Cour d’appel de Paris, le 26 juin 2025, n°24/04268

Cour d’appel de Paris, 26 juin 2025. Un litige relatif à des créances salariales, des heures supplémentaires, des congés payés et une indemnité de licenciement, consécutif à une liquidation judiciaire, a conduit l’organisme de garantie à former tierce opposition contre une ordonnance de référé. L’arrêt confirme pour l’essentiel la décision de départage, ajuste le quantum du rappel de salaires pour 2019-2020, et précise la portée de la garantie et des intérêts.

La salariée a été engagée en 2017, puis licenciée pour motif économique le 31 janvier 2021. Une ordonnance de référé du Conseil de prud’hommes de Longjumeau, 24 juin 2022, avait alloué des sommes importantes. Après l’ouverture d’une liquidation judiciaire le 20 février 2023, l’organisme de garantie a formé tierce opposition le 23 octobre 2023. En formation de départage, le Conseil de prud’hommes de Longjumeau, 28 juin 2024, a déclaré la tierce opposition recevable, rétracté l’opposabilité de l’ordonnance de 2022 à l’organisme, statué à nouveau sur les créances et déclaré la décision opposable à la garantie.

L’appelant demandait l’incompétence du juge des référés, la réduction des rappels de salaires, le rejet des heures supplémentaires et des congés payés, ainsi que la stricte limitation de sa garantie. L’intimée sollicitait la confirmation intégrale, l’allocation d’une somme au titre des frais irrépétibles et les dépens.

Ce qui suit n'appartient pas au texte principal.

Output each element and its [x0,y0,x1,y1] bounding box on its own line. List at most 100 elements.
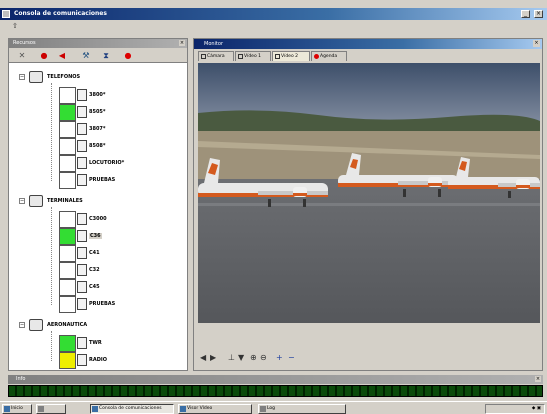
tree-item-label: 3807* [89,126,106,132]
radio-terminal-icon [77,281,87,293]
resource-tree: − TELEFONOS 3800* 8505* 3807* 8508* LOCUTORIO*… [9,65,187,370]
tree-item[interactable]: C45 [59,279,177,296]
status-indicator [59,262,76,279]
aviation-icon [77,337,87,349]
monitor-panel: Monitor × Cámara Vídeo 1 Vídeo 2 Agenda [193,38,543,371]
resources-toolbar: ✕ ● ◀ ⚒ ⧗ ● [9,48,187,63]
add-icon[interactable]: + [276,353,283,363]
collapse-icon[interactable]: − [19,198,25,204]
tab-camara[interactable]: Cámara [198,51,234,61]
radio-terminal-icon [77,298,87,310]
tree-item[interactable]: LOCUTORIO* [59,155,177,172]
close-button[interactable]: × [534,10,543,18]
hourglass-icon[interactable]: ⧗ [101,51,111,60]
start-button[interactable]: Inicio [2,404,32,414]
minimize-button[interactable]: _ [521,10,530,18]
status-indicator [59,335,76,352]
tree-item-label: C36 [89,233,102,239]
tree-item[interactable]: 8508* [59,138,177,155]
tray-icons[interactable]: ◆ ▣ [532,406,541,411]
tree-item-label: 8505* [89,109,106,115]
status-indicator [59,228,76,245]
menu-arrow-icon[interactable]: ⇧ [12,22,18,30]
telephone-icon [77,123,87,135]
tree-item[interactable]: C32 [59,262,177,279]
info-panel-title: Info [16,376,26,382]
aviation-icon [77,354,87,366]
status-indicator [59,172,76,189]
tab-agenda[interactable]: Agenda [311,51,347,61]
menu-bar: ⇧ [0,20,547,34]
tree-item[interactable]: C3000 [59,211,177,228]
antenna-icon[interactable]: ⊥ [228,353,235,363]
status-indicator [59,155,76,172]
video-icon [238,54,243,59]
taskbar: Inicio Consola de comunicaciones Visor V… [0,401,547,414]
close-info-icon[interactable]: × [535,376,541,382]
system-tray: ◆ ▣ [485,404,545,414]
remove-icon[interactable]: − [288,353,295,363]
console-app-icon [92,406,98,412]
play-icon[interactable]: ▶ [210,353,216,363]
zoom-out-icon[interactable]: ⊖ [260,353,267,363]
status-indicator [59,245,76,262]
status-indicator [59,279,76,296]
tree-item-label: 3800* [89,92,106,98]
title-bar: Consola de comunicaciones [0,8,547,20]
tree-item[interactable]: C41 [59,245,177,262]
radio-terminal-icon [77,213,87,225]
video-app-icon [180,406,186,412]
tree-group-label: AERONAUTICA [47,322,88,328]
tab-video-2[interactable]: Vídeo 2 [272,51,310,61]
tree-connector [51,207,52,305]
rewind-icon[interactable]: ◀ [200,353,206,363]
status-indicator [59,138,76,155]
quick-launch[interactable] [36,404,66,414]
tree-item[interactable]: 8505* [59,104,177,121]
camera-icon [201,54,206,59]
airport-video-image [198,63,540,323]
windows-logo-icon [4,406,10,412]
tab-video-1[interactable]: Vídeo 1 [235,51,271,61]
phone-hangup-icon[interactable]: ● [39,51,49,60]
tree-item[interactable]: C36 [59,228,177,245]
status-indicator [59,211,76,228]
tree-item[interactable]: RADIO [59,352,177,369]
tree-group-label: TELEFONOS [47,74,81,80]
tree-item[interactable]: 3807* [59,121,177,138]
telephone-icon [77,89,87,101]
tree-item-label: C3000 [89,216,107,222]
tree-item[interactable]: PRUEBAS [59,296,177,313]
tree-item[interactable]: TWR [59,335,177,352]
tree-item-label: C32 [89,267,100,273]
taskbar-item-visor[interactable]: Visor Vídeo [178,404,252,414]
tree-item-label: PRUEBAS [89,301,116,307]
filter-icon[interactable]: ▼ [238,353,244,363]
log-app-icon [260,406,266,412]
tree-item-label: RADIO [89,357,107,363]
taskbar-item-consola[interactable]: Consola de comunicaciones [90,404,174,414]
tree-connector [51,331,52,361]
tree-item[interactable]: PRUEBAS [59,172,177,189]
resources-panel-header: Recursos × [9,39,187,48]
agenda-icon [314,54,319,59]
close-icon[interactable]: ✕ [17,51,27,60]
window-title: Consola de comunicaciones [14,10,107,17]
close-monitor-icon[interactable]: × [533,40,540,47]
status-indicator [59,87,76,104]
status-indicator [59,121,76,138]
taskbar-item-log[interactable]: Log [258,404,346,414]
application-window: Consola de comunicaciones _ × ⇧ Recursos… [0,0,547,414]
tree-item[interactable]: 3800* [59,87,177,104]
close-panel-icon[interactable]: × [179,40,185,46]
record-icon[interactable]: ● [123,51,133,60]
status-indicator [59,352,76,369]
wrench-icon[interactable]: ⚒ [81,51,91,60]
collapse-icon[interactable]: − [19,322,25,328]
speaker-icon[interactable]: ◀ [57,51,67,60]
tree-item-label: C41 [89,250,100,256]
collapse-icon[interactable]: − [19,74,25,80]
radio-terminal-icon [77,247,87,259]
radio-terminal-icon [29,195,43,207]
zoom-in-icon[interactable]: ⊕ [250,353,257,363]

La question posée tenait d’abord à la compétence de la formation des référés pour connaître d’une tierce opposition lorsque le litige initial a été jugé par cette formation, puis à l’étendue temporelle des créances salariales au regard de la prescription. S’y ajoutaient la preuve des heures supplémentaires, l’indemnisation des congés payés, la confirmation de l’indemnité de rupture, la portée de la garantie légale et le sort des intérêts et dépens. La cour retient, au visa de l’article 587 du code de procédure civile, que « la tierce opposition a titre principal est portée devant la juridiction dont émane le jugement attaqué » et juge que « La compétence de la formation des référés est ainsi établie. » Elle confirme l’irrecevabilité des demandes antérieures à janvier 2019, ajuste le rappel de salaires nets à 23.875,63 euros pour 2019-2020, confirme 11.313 euros nets au titre des heures supplémentaires de mars à décembre 2019, valide l’indemnité compensatrice de congés payés et l’indemnité de licenciement, et précise que « Les intérêts, légaux ou conventionnels, sont arrêtés au jour du jugement déclaratif. »

I) Délimitation du contentieux et cadre temporel des créances

A) Compétence du juge des référés saisi d’une tierce opposition
L’appelant soutenait que les litiges nés de la procédure collective devaient être portés directement devant le bureau de jugement, en invoquant les articles L. 625-4 et L. 625-5 du code de commerce. La cour retient la spécificité procédurale de la tierce opposition, laquelle s’attache au jugement attaqué et non à l’objet substantiel du litige. Elle souligne, au visa de l’article 587 du code de procédure civile, que « la tierce opposition a titre principal est portée devant la juridiction dont émane le jugement attaqué ». La solution s’impose d’autant plus que le litige était déjà pendant devant la formation des référés, et que l’organisme connaissait le cadre procédural au moment de son recours. La conclusion s’énonce sans détour: « La compétence de la formation des référés est ainsi établie. »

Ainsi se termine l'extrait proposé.